Wacker: There is one in particular that is about a kid who lives in St. Louis, where I'm from, and he's from a neighborhood without a bookstore, library access, but he's a kid who loves to read. And he decides to build a reading club in a way to share his love of reading with kids and build basically a bookstore, a place where he can share his love of reading and storytelling and imagination with kids around him who I think don't necessarily know that you can dream bigger than where you are. It's a fascinating story about a kid who just sees a problem in his neighborhood and decides to fix it.

To me, I worked in comic books a long time before I worked on this side of the fence. I was an editor and I grew up reading Marvel Comics, and I had a love of reading because of them. Seeing a kid take that, and it's almost like in his hands it's magic, the sort of possibilities that he presents to his friends when he just open a book. So that's one story I love.

I got to tell you, though, every single one of them has a moment that just gets you right in the gut and right in the heart, and you start tearing up and you think about whatever could potentially hold these kids back and the way they just sort of break down whatever that barrier is, it's incredibly moving.

How has interacting with these young people and their stories helped you expand your thinking as an adult?

Wyles: It does turn the lens back to yourself, and you kind of recognize all those times where you cut yourself short or you doubt it and you let the what can't happen take over. So I am finding myself reframing just basic problems like how am I going to do X, Y, and Z, through the Marvel's Hero Project lens.

Amos: Here's the thing: I think there's so many things going on in the world today, and it can get really overwhelming, and you can look at the host of problems in your own life or in the world around you and just say, "What am I possibly going to do to solve that?

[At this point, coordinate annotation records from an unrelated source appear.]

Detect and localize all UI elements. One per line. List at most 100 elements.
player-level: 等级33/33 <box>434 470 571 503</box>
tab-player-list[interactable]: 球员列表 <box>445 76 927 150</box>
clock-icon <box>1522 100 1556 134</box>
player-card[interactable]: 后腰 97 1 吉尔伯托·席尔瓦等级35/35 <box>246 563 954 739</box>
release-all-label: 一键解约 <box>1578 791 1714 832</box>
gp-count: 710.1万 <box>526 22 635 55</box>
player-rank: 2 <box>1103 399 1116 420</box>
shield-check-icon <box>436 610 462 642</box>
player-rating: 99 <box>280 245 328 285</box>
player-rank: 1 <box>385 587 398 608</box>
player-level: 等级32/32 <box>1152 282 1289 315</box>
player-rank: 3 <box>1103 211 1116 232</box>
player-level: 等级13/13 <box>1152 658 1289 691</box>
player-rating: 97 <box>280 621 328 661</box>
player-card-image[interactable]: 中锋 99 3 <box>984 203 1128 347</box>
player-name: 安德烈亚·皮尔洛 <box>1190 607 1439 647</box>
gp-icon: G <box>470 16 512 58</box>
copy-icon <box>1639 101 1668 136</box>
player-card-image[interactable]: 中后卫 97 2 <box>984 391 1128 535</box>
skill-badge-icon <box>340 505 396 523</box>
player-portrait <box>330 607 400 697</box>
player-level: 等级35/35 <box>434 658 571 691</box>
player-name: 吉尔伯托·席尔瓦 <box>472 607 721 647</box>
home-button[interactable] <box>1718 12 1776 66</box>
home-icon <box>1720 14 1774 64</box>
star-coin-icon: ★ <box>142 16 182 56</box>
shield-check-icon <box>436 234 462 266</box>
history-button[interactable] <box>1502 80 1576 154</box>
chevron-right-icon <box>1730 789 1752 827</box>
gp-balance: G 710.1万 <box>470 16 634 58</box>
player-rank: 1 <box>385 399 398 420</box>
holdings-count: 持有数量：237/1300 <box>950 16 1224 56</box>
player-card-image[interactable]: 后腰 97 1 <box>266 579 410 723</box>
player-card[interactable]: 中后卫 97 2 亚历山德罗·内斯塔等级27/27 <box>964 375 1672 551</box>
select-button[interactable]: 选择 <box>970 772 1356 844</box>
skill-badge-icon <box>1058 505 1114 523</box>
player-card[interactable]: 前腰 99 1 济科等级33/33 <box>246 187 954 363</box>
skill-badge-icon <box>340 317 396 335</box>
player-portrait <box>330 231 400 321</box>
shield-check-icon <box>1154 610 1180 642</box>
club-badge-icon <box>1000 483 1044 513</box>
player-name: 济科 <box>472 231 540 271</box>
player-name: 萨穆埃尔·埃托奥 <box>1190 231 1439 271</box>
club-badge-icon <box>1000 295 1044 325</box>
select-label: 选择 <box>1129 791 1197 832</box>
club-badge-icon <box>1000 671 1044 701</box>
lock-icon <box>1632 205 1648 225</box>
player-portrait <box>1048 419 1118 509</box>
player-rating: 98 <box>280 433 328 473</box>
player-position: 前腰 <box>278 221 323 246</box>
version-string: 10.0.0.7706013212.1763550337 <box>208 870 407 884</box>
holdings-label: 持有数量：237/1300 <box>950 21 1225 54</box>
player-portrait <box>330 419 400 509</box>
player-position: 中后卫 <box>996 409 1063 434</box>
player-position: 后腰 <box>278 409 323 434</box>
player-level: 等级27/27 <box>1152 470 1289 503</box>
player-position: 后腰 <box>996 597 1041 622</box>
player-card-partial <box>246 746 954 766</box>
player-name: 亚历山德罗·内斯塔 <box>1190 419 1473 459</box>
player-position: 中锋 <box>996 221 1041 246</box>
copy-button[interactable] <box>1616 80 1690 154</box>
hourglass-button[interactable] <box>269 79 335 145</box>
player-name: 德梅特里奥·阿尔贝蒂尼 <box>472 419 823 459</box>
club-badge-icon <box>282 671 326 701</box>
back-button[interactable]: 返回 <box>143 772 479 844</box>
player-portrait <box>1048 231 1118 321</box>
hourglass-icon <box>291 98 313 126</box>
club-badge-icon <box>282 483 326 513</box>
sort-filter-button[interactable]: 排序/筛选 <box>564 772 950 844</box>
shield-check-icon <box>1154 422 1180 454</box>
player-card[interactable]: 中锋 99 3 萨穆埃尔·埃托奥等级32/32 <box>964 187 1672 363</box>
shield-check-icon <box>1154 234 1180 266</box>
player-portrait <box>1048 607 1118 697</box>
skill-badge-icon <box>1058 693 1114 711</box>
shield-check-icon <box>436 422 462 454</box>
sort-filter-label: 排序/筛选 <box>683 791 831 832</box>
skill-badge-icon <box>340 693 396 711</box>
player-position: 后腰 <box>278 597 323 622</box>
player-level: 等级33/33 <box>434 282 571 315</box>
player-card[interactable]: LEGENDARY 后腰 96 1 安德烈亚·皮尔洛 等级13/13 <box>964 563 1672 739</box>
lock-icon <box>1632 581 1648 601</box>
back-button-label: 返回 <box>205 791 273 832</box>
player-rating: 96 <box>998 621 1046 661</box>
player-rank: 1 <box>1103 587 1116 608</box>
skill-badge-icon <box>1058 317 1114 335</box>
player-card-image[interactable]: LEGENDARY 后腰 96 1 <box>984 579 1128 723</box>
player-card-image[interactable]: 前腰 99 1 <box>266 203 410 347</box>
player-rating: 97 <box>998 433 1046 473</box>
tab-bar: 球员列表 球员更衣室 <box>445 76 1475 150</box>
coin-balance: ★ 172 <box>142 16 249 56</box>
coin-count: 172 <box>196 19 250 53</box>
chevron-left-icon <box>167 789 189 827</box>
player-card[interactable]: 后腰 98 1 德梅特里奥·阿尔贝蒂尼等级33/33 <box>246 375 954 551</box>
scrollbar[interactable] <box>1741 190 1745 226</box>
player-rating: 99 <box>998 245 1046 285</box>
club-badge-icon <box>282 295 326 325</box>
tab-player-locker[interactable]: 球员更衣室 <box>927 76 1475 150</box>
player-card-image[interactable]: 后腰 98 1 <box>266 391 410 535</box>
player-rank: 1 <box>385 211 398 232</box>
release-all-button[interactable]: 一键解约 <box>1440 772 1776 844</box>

It's too much, I'll do nothing." And to watch these kids tackle issues that scare adults, to watch these kids find solutions for things that most people wouldn't even want to think about, it really forces you to re-examine how you look at the world and how you tackle problems and how you think about helping others and taking a moment out of your day to look around and stop and say, "Who can I help?" How can I be of service to someone else?

And over the last two years that we've been working on this project as a real labor of love, it has really allowed me to spend a lot more time taking that moment and saying, "What can I do to be of service to someone else in a way that Elijah and Jordan and Hailey and all these kids are?"

Marvel's Hero Project debuts on November 12, with the launch of Disney+.